Max-Beckmann-Oberschule
Sie waren auch ein Teil von Euch
Schülerinnen und Schüler der 10.Klasse fuhren nach Auschwitz. 10 von ihnen konzeptionierten eine Ausstellung über ihren Besuch. Mit Fotos, Zeichnungen, Gedichten von Paul Celan und selbstverfassten Texten, untermalt von Klezmer-Musik, hielten sie ihre Erlebnisse und Eindrücke fest.


MiM e.V. - Mädchen in Marzahn
Vom Vorurteil zum Urteil
10 Mädchen befragen 10 Frauen aus einer anderen Kultur

10 Marzahner Mädchen besuchen 10 in Berlin lebende Frauen aus einem anderen Kulturkreis und deren Familien. Das gegenseitige Kennenlernen der Frauen, ihrer Lebens-geschichten und Ansichten, soll bestehende Vorurteile hinterfragen und durch die persönliche Begegnung neue Sichtweisen für beide Seiten ermöglichen. Die Mädchen und Frauen kochen gemeinsam; die Frauen erzählen ihre Lebensgeschichte. Aus den Interviews entstehen Portraits über die befragten Frauen.


Oberstufenzentrum Velten/Schulzentrum an der Alwin-Lonke-Straße Bremen
Gemeinsame Arbeit in Sachsenhausen
Lernen und Arbeiten im ehemaligen KZ Sachsenhausen
Die beiden Schulen treffen sich jedes Jahr zu einem Workcamp in der Gedenkstätte Sachsenhausen, um die Arbeit der Gedenkstätte tatkräftig zu unterstützen. Seit elf Jahren erledigen die beiden Schulen eine Woche lang gemeinsam notwendige Instandhaltungsarbeiten in Sachsenhausen.

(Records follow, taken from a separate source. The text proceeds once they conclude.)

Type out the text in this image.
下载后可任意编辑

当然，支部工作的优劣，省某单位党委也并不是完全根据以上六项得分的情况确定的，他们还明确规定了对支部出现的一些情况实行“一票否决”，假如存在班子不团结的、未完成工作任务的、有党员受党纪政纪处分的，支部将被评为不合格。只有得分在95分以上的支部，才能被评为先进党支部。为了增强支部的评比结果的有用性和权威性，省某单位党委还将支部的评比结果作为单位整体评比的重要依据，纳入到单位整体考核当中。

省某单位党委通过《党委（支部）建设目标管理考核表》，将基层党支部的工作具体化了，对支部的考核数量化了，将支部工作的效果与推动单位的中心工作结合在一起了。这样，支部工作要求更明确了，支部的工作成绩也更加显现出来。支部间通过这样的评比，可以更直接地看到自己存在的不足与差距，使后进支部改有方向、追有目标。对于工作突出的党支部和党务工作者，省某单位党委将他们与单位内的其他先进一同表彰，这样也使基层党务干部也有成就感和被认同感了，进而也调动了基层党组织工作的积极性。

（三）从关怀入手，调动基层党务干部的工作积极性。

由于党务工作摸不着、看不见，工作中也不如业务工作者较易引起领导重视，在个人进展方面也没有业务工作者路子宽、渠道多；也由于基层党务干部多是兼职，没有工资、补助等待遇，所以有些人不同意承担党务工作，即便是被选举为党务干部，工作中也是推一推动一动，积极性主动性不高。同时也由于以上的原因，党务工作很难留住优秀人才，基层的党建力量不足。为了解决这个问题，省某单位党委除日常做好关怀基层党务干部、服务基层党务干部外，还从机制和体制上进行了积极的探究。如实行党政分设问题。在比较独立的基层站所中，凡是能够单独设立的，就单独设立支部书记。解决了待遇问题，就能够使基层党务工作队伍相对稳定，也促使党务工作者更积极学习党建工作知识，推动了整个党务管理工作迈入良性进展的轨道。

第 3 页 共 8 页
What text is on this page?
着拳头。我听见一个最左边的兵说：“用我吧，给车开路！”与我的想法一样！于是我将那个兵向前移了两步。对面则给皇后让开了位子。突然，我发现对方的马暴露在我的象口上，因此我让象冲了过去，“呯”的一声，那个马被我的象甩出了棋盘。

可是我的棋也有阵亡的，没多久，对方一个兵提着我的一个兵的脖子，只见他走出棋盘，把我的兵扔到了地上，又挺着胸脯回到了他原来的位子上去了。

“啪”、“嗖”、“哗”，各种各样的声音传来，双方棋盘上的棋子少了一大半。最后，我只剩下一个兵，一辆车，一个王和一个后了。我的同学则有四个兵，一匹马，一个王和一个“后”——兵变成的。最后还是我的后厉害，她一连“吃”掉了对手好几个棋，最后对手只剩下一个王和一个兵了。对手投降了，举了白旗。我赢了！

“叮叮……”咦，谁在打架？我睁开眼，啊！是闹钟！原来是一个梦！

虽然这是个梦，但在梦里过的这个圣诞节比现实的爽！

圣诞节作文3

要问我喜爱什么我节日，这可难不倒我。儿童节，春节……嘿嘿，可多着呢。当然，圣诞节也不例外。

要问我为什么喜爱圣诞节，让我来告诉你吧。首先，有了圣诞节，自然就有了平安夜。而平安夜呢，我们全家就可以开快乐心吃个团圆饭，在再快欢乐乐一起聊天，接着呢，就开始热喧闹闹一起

OSZ Druck- und Medientechnik
Ravensbrück - Über das Leben
13 Schülerinnen und Schüler des OSZ Druck- und Medientechnik fuhren im Mai 2004 nach Ravensbrück und entwarfen im Rahmen einer Projektwoche Druckgraphiken mit Szenen aus dem KZ.


OSZ Holztechnik
Opfer rechter Gewalt
Zwei Klassen des OSZ Holztechnik gestalteten 15 Plakate zum Thema Rechtsextremismus. Sie beschäftigen sich mit den Ängsten der Opfer, dem Wegschauen und dem Mitgefühl für die Opfer. So haben die Schülerinnen und Schüler ihre persönlichen Gefühle zur Situation von Opfern rechter und rassistischer Gewalt zum Ausdruck gebracht.


Pankower Jugend

Filmprojekt: "Nicht in meinem Namen!"

Pankower Jugendliche befragten Zeitzeugen des Widerstandes gegen den Nationalsozialismus. Daraus entstand der beeindruckende Film „Nicht in meinem Namen. Geschichten von Mut und Widerstand während des Nationalsozialismus“.


Sophie-Scholl-Oberschule
Klänge im Beton
Die Arbeitsgemeinschaft Geschichte/Kunst hat zum Gedenken an die Zwangsarbeiter in Schöneberg im Mai 2004 eine Aktionswoche im Hochbunker an der Pallasstraße konzipiert und durchgeführt.


Wilma-Rudolph-Oberschule
Radio zum Gedenktag für die Opfer des Nationalsozialismus
Der Wahlplichtkurs „Politik und Weltgeschichte“ der Zehlendorfer Wilma-Rudolph-Oberschule wird im März 2005 die Gedenkstätte Auschwitz besuchen. Im Vorfeld entsteht eine selbst konziperte und aufgenommene Radiosendung anläßlich des 27. Januar, dem Gedenktag für die Opfer des Nationalsozialismus.